Volunteer operator keeps caller calm until help arrives

VICTORVILLE • Roche Hope had received calls in the past from suicidal people. But this time, she knew the situation was imminent.

A High Desert man told Hope, a volunteer operator for a 24-hour help line, that he had a gun in his lap, ready to kill himself and his girlfriend if she came home. The man said if Hope couldn’t help him or hung up, that was it.

“You can just hear it in his voice. It was really just eerie,” said Hope, a volunteer for the Victor Valley Community Services Council for more than a year. “At that point, I kind of panicked in my head.”
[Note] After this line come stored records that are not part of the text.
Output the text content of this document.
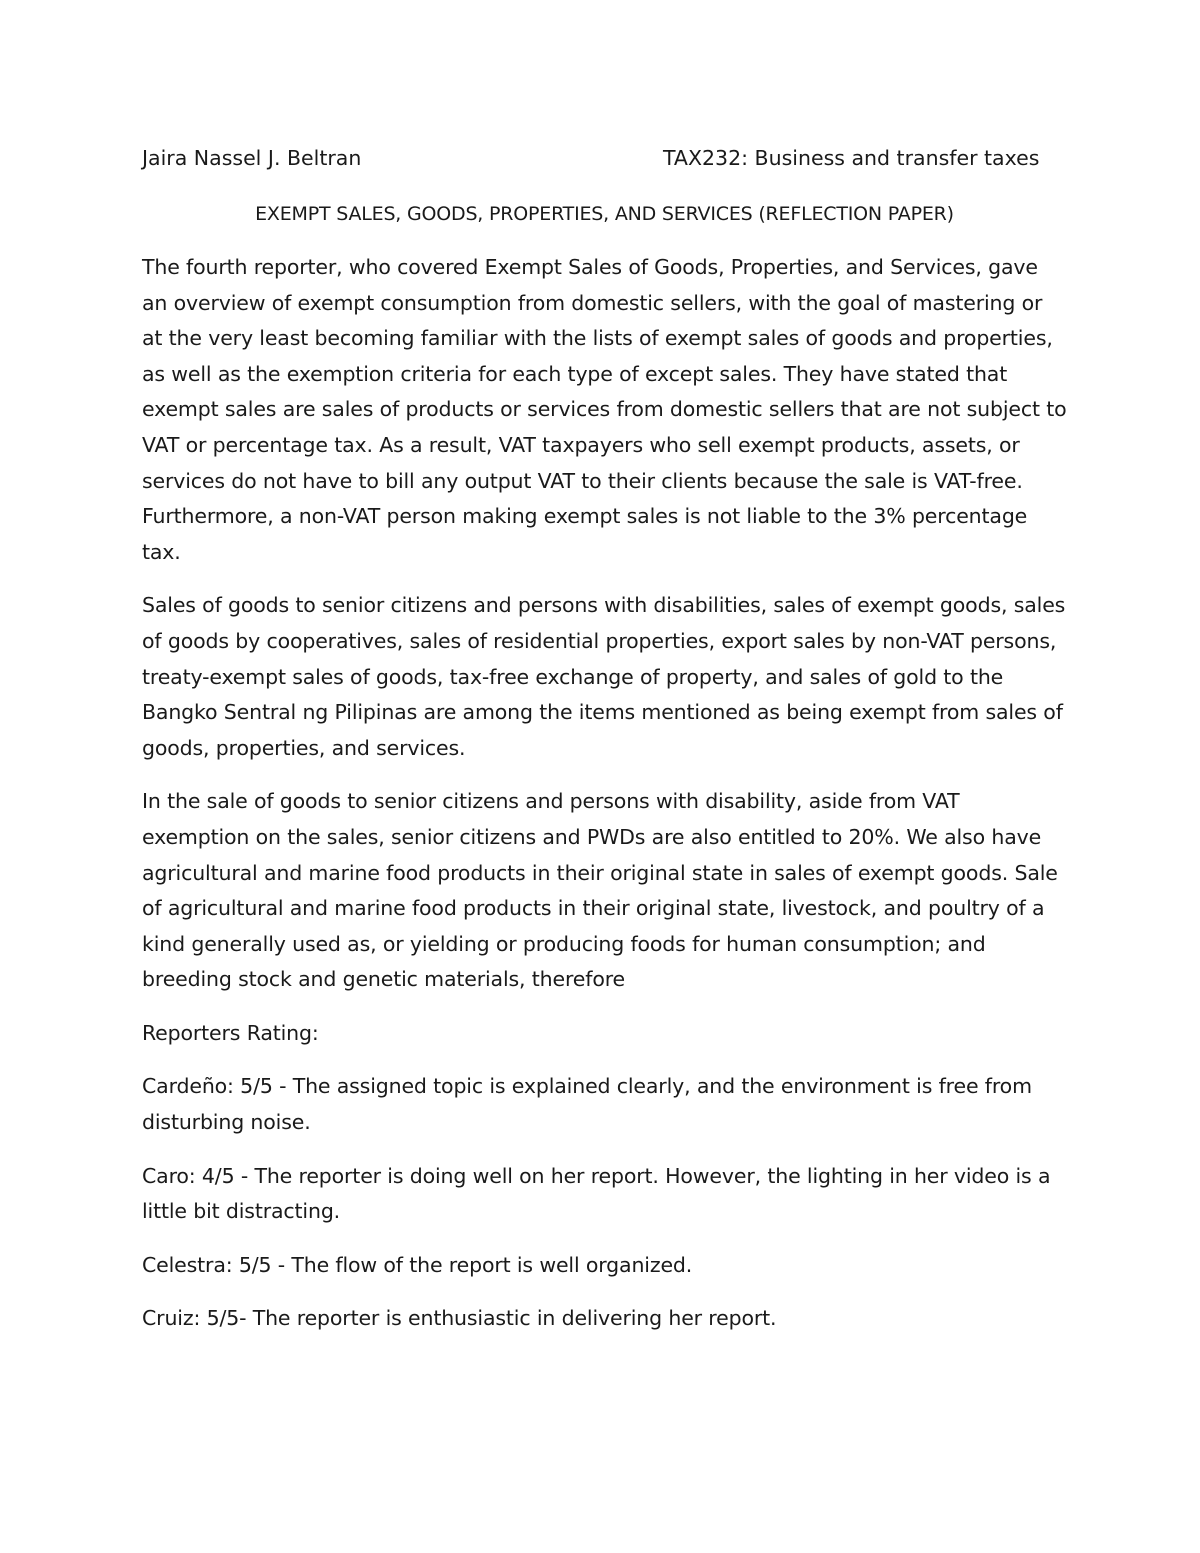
Jaira Nassel J. Beltran	TAX232: Business and transfer taxes
EXEMPT SALES, GOODS, PROPERTIES, AND SERVICES (REFLECTION PAPER)

The fourth reporter, who covered Exempt Sales of Goods, Properties, and Services, gave an overview of exempt consumption from domestic sellers, with the goal of mastering or at the very least becoming familiar with the lists of exempt sales of goods and properties, as well as the exemption criteria for each type of except sales. They have stated that exempt sales are sales of products or services from domestic sellers that are not subject to VAT or percentage tax. As a result, VAT taxpayers who sell exempt products, assets, or services do not have to bill any output VAT to their clients because the sale is VAT-free. Furthermore, a non-VAT person making exempt sales is not liable to the 3% percentage tax.

Sales of goods to senior citizens and persons with disabilities, sales of exempt goods, sales of goods by cooperatives, sales of residential properties, export sales by non-VAT persons, treaty-exempt sales of goods, tax-free exchange of property, and sales of gold to the Bangko Sentral ng Pilipinas are among the items mentioned as being exempt from sales of goods, properties, and services.

In the sale of goods to senior citizens and persons with disability, aside from VAT exemption on the sales, senior citizens and PWDs are also entitled to 20%. We also have agricultural and marine food products in their original state in sales of exempt goods. Sale of agricultural and marine food products in their original state, livestock, and poultry of a kind generally used as, or yielding or producing foods for human consumption; and breeding stock and genetic materials, therefore

Reporters Rating:

Cardeño: 5/5 - The assigned topic is explained clearly, and the environment is free from disturbing noise.

Caro: 4/5 - The reporter is doing well on her report. However, the lighting in her video is a little bit distracting.

Celestra: 5/5 - The flow of the report is well organized.

Cruiz: 5/5- The reporter is enthusiastic in delivering her report.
But Hope kept talking to the suicidal caller, calmed him down and even got permission from him to send law enforcement to help him.

For her accomplishment, potentially saving two lives, Hope was presented with a certificate of recognition by San Bernardino County 1st District Supervisor Brad Mitzelfelt during a VVCSC ceremony Wednesday.

First Call For Help, a phone line answered by VVCSC’s volunteers, refers High Desert residents to various help services in the local area including food banks, domestic violence shelters and a crisis hotline.

“We have to make sure that people know this is not a hotline,” VVCSC Program Administrator Midge Nicosia said. “This is an information service. We’re not trained to counsel. But situations like this, you have to do what you would do as a human being.”

With a year of experience and months of training as a help-line operator, Hope calmly asked the suicidal man why he decided to kill himself.

“He just opened up and just started letting it all out about everything that had been going on in his life and that day,” Hope said.

Hope called a dispatcher and advised the man to lock up his gun and dog so that he would not hurt deputies when they arrived. The man was calmed down by the time officers arrived, Hope said.

Hope credits her supervisor, Shawn Laufer, for managing to get through the dire situation. Laufer had taught Hope not just phone numbers to various social services but also what to do in emergency.

“We can’t really give them too much feedback,” said Laufer, a volunteer coordinator at VVCSC. “But we can listen. And a lot of the people that call the line, they just want somebody to talk to.”

Hope, a Victorville mother of three boys and two girls, said she enjoys volunteering and knowing that she’s helping those who are desperate. She said it’s a humbling experience.

“It just really lets you know it ain’t really no hard days compared to everybody else that struggles,” Hope said.